Key Takeaways
- Practising privileges create a ‘rent-a-room’ model where the hospital provides the facility and the consultant provides the clinical judgement — with no governance of the boundary between them.
- The Paterson Inquiry (2020) found governance failed at inter-organisational boundaries, not within them. Five years later, several of its fifteen recommendations remain unimplemented.
- The MPAF strengthens one boundary (hospital-to-consultant) but does not govern hospital-to-insurer, consultant-to-insurer, or provider-to-provider crossings within an insured pathway.
- The CQC assesses nodes, not edges: a network of CQC-rated ‘Good’ providers connected by ungoverned boundaries is not a well-governed network.
- The FCA Consumer Duty creates a second regulatory dimension — making the clinical-commercial boundary directly relevant to financial services compliance for the first time.
This is the first article in a series examining boundary governance in private healthcare. While much of the conversation about clinical governance at organisational boundaries has focused on NHS reform, the same structural problem — arguably in a more acute form — exists wherever private healthcare is delivered. This series brings the same rigorous analysis to the boundaries between private hospitals, consultants, insurers, and the NHS.
What is the Governance Gap in Private Healthcare?
The governance gap is the structural absence of clinical oversight at the boundaries between independent healthcare organisations. Private hospitals, consultants, insurers, and the NHS each maintain internal governance — but no framework governs the crossings between them: what clinical information flows, who holds responsibility during transfer, and whether consent is informed. The Paterson Inquiry (2020) exposed this gap. The MPAF addresses one boundary (hospital-to-consultant). The rest remain ungoverned.
In February 2020, the Independent Inquiry into the Issues Raised by Paterson described "a healthcare system which proved itself dysfunctional at almost every level." Ian Paterson, a breast surgeon who worked across both the NHS and independent sector, was convicted of wounding with intent after performing unnecessary operations on thousands of patients. He was jailed for twenty years.
The inquiry's findings were harrowing. But its structural diagnosis was more important than its catalogue of individual failings. At the core of the Paterson case was a boundary problem: a consultant operating across organisational boundaries — between NHS trust and private hospital, between one private hospital and another, between hospital and insurer — with no effective governance at any of those crossings. Information that should have flowed between organisations did not flow. Concerns raised in one setting were not communicated to another. Restrictions imposed by one hospital were circumvented by moving practice to a different site. Clinical responsibility was assumed by everyone and owned by nobody.
The inquiry found that private hospitals operated under what it described as a perception of "renting a room" to consultants. The hospital provided the facility; the consultant provided the clinical judgement. Between the two — at the boundary where the hospital's governance responsibility met the consultant's clinical independence — sat a gap. And in that gap, patients were harmed.

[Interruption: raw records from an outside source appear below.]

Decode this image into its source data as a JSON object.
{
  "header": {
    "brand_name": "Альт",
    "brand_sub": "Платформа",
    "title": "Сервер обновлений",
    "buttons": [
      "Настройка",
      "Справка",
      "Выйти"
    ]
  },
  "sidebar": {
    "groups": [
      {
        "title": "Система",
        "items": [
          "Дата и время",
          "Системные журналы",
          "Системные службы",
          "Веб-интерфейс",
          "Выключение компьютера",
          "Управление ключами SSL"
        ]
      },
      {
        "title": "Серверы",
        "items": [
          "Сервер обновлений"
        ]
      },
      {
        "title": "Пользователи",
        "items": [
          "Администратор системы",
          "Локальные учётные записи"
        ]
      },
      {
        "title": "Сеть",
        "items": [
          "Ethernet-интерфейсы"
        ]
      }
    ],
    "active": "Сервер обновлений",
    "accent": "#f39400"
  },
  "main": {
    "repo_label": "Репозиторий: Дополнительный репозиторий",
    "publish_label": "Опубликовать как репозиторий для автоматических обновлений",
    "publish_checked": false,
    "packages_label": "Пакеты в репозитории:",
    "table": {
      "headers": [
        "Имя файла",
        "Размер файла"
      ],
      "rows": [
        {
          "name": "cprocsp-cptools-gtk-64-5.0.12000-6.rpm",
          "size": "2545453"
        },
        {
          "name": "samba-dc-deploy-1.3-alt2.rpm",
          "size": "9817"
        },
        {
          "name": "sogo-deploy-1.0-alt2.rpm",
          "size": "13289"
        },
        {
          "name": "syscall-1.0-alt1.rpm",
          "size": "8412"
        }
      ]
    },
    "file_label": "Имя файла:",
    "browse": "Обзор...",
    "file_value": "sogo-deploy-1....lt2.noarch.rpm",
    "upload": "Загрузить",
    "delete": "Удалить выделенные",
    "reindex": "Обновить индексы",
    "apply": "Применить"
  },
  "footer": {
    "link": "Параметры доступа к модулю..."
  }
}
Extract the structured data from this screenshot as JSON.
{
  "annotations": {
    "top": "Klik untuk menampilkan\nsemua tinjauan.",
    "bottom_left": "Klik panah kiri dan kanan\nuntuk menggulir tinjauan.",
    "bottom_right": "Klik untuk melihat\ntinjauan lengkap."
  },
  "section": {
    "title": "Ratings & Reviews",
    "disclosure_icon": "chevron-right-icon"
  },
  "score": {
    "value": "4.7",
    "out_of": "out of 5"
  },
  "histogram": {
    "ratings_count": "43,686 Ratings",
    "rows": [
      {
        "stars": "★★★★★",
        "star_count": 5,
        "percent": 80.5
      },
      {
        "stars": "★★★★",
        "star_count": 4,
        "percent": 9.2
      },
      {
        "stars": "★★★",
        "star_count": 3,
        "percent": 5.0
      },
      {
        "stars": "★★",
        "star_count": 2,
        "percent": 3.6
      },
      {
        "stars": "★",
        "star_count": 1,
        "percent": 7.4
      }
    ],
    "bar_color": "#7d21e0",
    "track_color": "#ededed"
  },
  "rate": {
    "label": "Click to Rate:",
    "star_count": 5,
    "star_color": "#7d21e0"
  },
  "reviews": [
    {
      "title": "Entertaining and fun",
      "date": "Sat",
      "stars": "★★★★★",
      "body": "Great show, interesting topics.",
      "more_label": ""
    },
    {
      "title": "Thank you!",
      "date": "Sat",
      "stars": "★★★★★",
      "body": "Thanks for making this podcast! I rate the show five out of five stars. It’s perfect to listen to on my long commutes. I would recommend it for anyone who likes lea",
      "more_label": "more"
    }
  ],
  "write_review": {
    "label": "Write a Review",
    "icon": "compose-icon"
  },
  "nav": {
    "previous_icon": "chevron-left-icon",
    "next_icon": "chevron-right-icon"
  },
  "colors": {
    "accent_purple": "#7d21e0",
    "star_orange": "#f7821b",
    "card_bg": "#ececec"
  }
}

Five years later, as of February 2025, several of the inquiry's fifteen recommendations remain unimplemented. The gap in legal liability for consultants operating under practising privileges is unresolved. No single database of consultant practising privileges exists. The government has stated it is "working urgently to implement the remaining Paterson recommendations." A former patient of Paterson's observed that implementing the recommendations is only half the battle — making sure there is governance in place so the recommendations are effective is another.
That observation is precisely right. And it points to a problem that extends far beyond the practising privileges interface.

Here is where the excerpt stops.